Amid a breakthrough in peace talks between the US and the insurgent group, at least eight civilians, including a child were killed in an airstrike that targeted Taliban militants in Afghanistan, according to the government officials on Saturday.
Earlier on Friday, the air raid was carried out in the eastern province of Nangarhar.
“Unfortunately, eight civilians, including a child, were martyred during (the) operation against the Taliban,” the provincial governor’s spokesperson Attaullah Khogyanai told Efe news.
Provincial council member Ajmal Omar said that the slain civilians were returning from a picnic when they were hit.
According to the Nangarhar security official, nine Taliban fighters were also killed in the military operation.
However, the Taliban claimed on its social media channels that 11 civilians were killed in the airstrike by government forces.
On Thursday, US Secretary of State Mike Pompeo said the US president had given the go-ahead for further talks. He hailed recent progress, but said the negotiations were complicated and that a peace deal had not yet been reached, the BBC reported.

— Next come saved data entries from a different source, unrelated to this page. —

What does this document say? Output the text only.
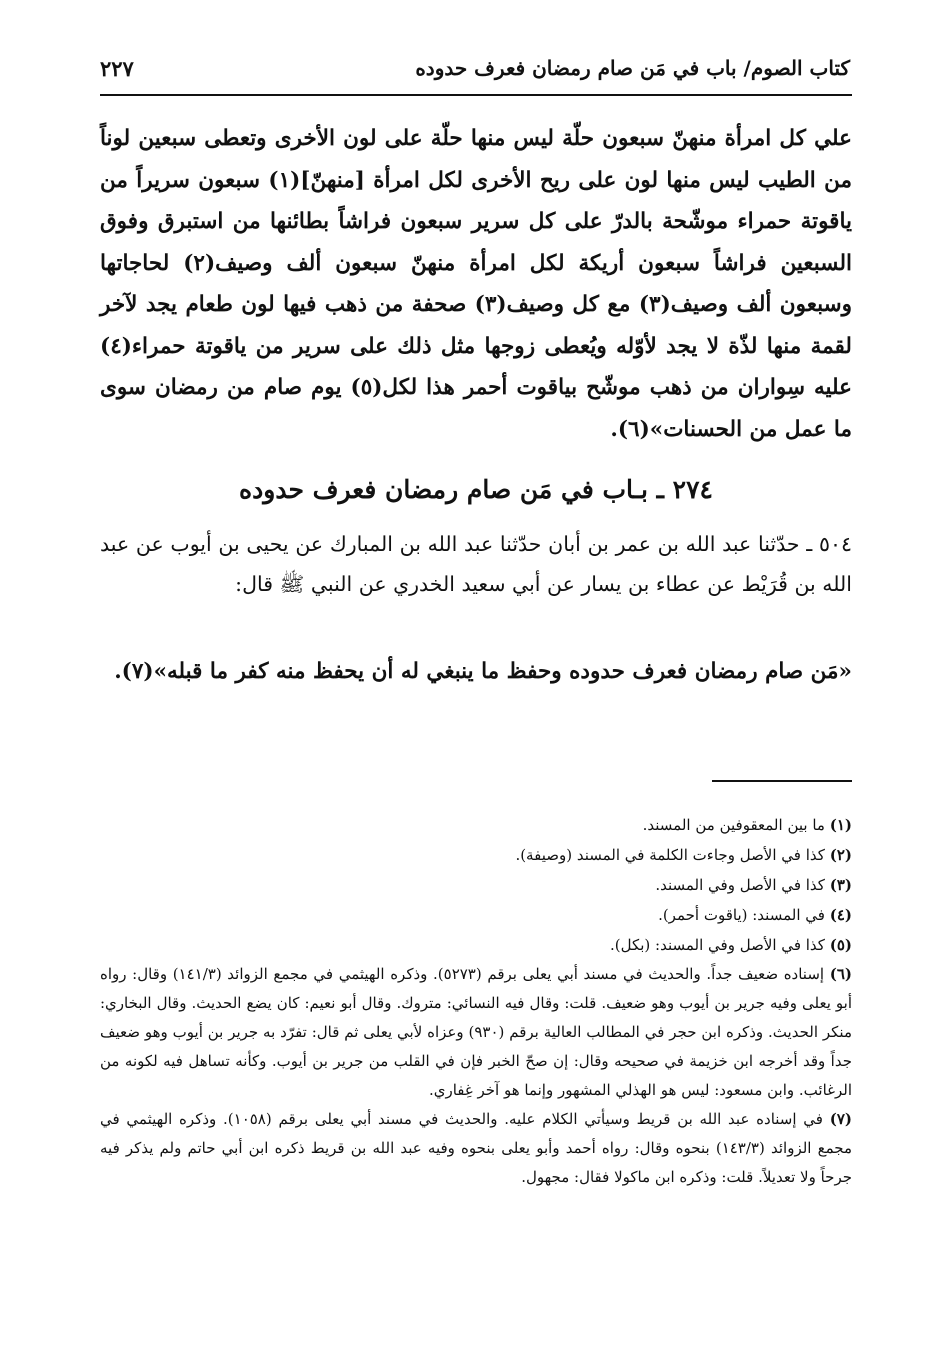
كتاب الصوم/ باب في مَن صام رمضان فعرف حدوده
٢٢٧

علي كل امرأة منهنّ سبعون حلّة ليس منها حلّة على لون الأخرى وتعطى سبعين لوناً من الطيب ليس منها لون على ريح الأخرى لكل امرأة [منهنّ](١) سبعون سريراً من ياقوتة حمراء موشّحة بالدرّ على كل سرير سبعون فراشاً بطائنها من استبرق وفوق السبعين فراشاً سبعون أريكة لكل امرأة منهنّ سبعون ألف وصيف(٢) لحاجاتها وسبعون ألف وصيف(٣) مع كل وصيف(٣) صحفة من ذهب فيها لون طعام يجد لآخر لقمة منها لذّة لا يجد لأوّله ويُعطى زوجها مثل ذلك على سرير من ياقوتة حمراء(٤) عليه سِواران من ذهب موشّح بياقوت أحمر هذا لكل(٥) يوم صام من رمضان سوى ما عمل من الحسنات»(٦).

٢٧٤ ـ بـاب في مَن صام رمضان فعرف حدوده

٥٠٤ ـ حدّثنا عبد الله بن عمر بن أبان حدّثنا عبد الله بن المبارك عن يحيى بن أيوب عن عبد الله بن قُرَيْط عن عطاء بن يسار عن أبي سعيد الخدري عن النبي ﷺ قال:

«مَن صام رمضان فعرف حدوده وحفظ ما ينبغي له أن يحفظ منه كفر ما قبله»(٧).

(١) ما بين المعقوفين من المسند.

(٢) كذا في الأصل وجاءت الكلمة في المسند (وصيفة).

(٣) كذا في الأصل وفي المسند.

(٤) في المسند: (ياقوت أحمر).

(٥) كذا في الأصل وفي المسند: (بكل).

(٦) إسناده ضعيف جداً. والحديث في مسند أبي يعلى برقم (٥٢٧٣). وذكره الهيثمي في مجمع الزوائد (١٤١/٣) وقال: رواه أبو يعلى وفيه جرير بن أيوب وهو ضعيف. قلت: وقال فيه النسائي: متروك. وقال أبو نعيم: كان يضع الحديث. وقال البخاري: منكر الحديث. وذكره ابن حجر في المطالب العالية برقم (٩٣٠) وعزاه لأبي يعلى ثم قال: تفرّد به جرير بن أيوب وهو ضعيف جداً وقد أخرجه ابن خزيمة في صحيحه وقال: إن صحّ الخبر فإن في القلب من جرير بن أيوب. وكأنه تساهل فيه لكونه من الرغائب. وابن مسعود: ليس هو الهذلي المشهور وإنما هو آخر غِفاري.

(٧) في إسناده عبد الله بن قريط وسيأتي الكلام عليه. والحديث في مسند أبي يعلى برقم (١٠٥٨). وذكره الهيثمي في مجمع الزوائد (١٤٣/٣) بنحوه وقال: رواه أحمد وأبو يعلى بنحوه وفيه عبد الله بن قريط ذكره ابن أبي حاتم ولم يذكر فيه جرحاً ولا تعديلاً. قلت: وذكره ابن ماكولا فقال: مجهول.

On January 19, Afghanistan government spokesman said that “all allies” of the country, as well as the “people of Afghanistan,” were “insisting on a ceasefire” before the next step in the peace process.

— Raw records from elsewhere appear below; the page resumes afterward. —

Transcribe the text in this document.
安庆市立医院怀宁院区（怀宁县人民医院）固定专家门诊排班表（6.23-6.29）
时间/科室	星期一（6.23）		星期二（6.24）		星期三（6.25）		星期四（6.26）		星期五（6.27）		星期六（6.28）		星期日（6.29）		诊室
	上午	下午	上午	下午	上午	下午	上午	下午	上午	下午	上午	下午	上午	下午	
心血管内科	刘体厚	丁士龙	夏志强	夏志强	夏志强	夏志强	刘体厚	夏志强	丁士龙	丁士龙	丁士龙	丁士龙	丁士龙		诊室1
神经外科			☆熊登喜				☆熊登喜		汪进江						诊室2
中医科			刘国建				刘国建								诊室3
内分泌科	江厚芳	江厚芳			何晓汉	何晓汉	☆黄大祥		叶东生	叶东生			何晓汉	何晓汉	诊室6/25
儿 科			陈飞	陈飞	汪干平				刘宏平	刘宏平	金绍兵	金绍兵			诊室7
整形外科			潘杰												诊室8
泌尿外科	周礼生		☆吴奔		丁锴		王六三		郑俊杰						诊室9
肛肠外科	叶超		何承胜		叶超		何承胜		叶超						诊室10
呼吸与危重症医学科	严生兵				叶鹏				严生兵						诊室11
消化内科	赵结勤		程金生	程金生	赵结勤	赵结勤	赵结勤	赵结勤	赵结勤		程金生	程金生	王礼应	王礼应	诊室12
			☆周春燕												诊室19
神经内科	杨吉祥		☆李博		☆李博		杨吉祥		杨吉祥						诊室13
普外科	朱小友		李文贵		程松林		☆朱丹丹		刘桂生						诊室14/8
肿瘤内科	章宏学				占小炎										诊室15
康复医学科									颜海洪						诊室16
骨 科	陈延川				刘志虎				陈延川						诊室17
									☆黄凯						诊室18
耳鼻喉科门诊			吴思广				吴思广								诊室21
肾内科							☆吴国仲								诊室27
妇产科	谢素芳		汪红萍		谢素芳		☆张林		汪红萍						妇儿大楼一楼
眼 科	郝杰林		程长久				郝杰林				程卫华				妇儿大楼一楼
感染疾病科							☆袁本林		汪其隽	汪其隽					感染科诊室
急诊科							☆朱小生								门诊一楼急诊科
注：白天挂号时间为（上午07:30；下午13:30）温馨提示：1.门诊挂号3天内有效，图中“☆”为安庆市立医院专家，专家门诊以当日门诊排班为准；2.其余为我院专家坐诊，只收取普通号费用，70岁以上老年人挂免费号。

Earlier, the Afghan government disclosed a list of delegates for the peace negotiating team once the US and the Taliban finalize their peace deal.

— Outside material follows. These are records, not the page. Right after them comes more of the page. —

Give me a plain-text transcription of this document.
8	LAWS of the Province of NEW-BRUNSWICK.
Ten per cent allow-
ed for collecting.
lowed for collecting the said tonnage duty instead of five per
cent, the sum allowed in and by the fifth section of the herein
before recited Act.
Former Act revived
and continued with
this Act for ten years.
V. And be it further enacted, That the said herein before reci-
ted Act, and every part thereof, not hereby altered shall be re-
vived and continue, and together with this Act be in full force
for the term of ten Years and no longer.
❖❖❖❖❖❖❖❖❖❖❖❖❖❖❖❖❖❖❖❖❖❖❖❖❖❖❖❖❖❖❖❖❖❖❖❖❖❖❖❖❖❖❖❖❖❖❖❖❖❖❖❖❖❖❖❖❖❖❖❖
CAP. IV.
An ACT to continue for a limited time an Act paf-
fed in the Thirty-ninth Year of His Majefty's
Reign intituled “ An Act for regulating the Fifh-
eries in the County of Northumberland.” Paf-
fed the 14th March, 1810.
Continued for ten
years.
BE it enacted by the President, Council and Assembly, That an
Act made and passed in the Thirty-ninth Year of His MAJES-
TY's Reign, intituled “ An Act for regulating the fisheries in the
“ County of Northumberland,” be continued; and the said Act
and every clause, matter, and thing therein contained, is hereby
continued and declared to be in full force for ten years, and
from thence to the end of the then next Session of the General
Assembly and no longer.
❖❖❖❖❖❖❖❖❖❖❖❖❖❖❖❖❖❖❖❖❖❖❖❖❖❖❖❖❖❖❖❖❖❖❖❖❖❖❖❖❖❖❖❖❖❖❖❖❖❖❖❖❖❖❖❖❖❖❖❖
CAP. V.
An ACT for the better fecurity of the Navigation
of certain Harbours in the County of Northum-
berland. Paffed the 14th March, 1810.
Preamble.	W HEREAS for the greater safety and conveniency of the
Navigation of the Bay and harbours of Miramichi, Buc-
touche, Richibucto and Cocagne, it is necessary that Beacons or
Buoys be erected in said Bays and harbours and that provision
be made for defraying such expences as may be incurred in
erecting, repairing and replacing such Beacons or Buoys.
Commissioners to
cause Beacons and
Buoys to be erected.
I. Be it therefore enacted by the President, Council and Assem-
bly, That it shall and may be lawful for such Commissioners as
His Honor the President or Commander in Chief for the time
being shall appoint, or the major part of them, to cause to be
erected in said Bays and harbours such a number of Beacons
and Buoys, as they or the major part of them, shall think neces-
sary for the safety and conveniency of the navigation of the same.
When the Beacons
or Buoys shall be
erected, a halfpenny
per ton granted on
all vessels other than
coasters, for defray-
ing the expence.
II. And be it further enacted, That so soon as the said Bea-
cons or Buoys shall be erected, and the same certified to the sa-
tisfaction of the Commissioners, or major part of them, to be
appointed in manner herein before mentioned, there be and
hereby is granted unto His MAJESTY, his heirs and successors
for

Last year, in September, Zalmay Khalilzad, Washington’s Special Representative for Afghanistan Reconciliation had said that the US and Taliban are “at the threshold of an agreement” that would reduce violence and open the door for Afghans to sit together and negotiate.
On December 19, Khalilzad also said that the US and Taliban were approaching an important stage in the Afghan peace process.
But US President Donald Trump called an abrupt halt to the process after an American was killed in a Taliban attack in Kabul
The draft agreement ensured that over 5,000 US troops will withdraw from five American bases in the first 135 days after the signing of the deal.
Since the end of the NATO combat mission in January 2015, the US maintains one contingent within the framework of the new allied mission of advising Afghan troops and another for “anti-terrorist” operations.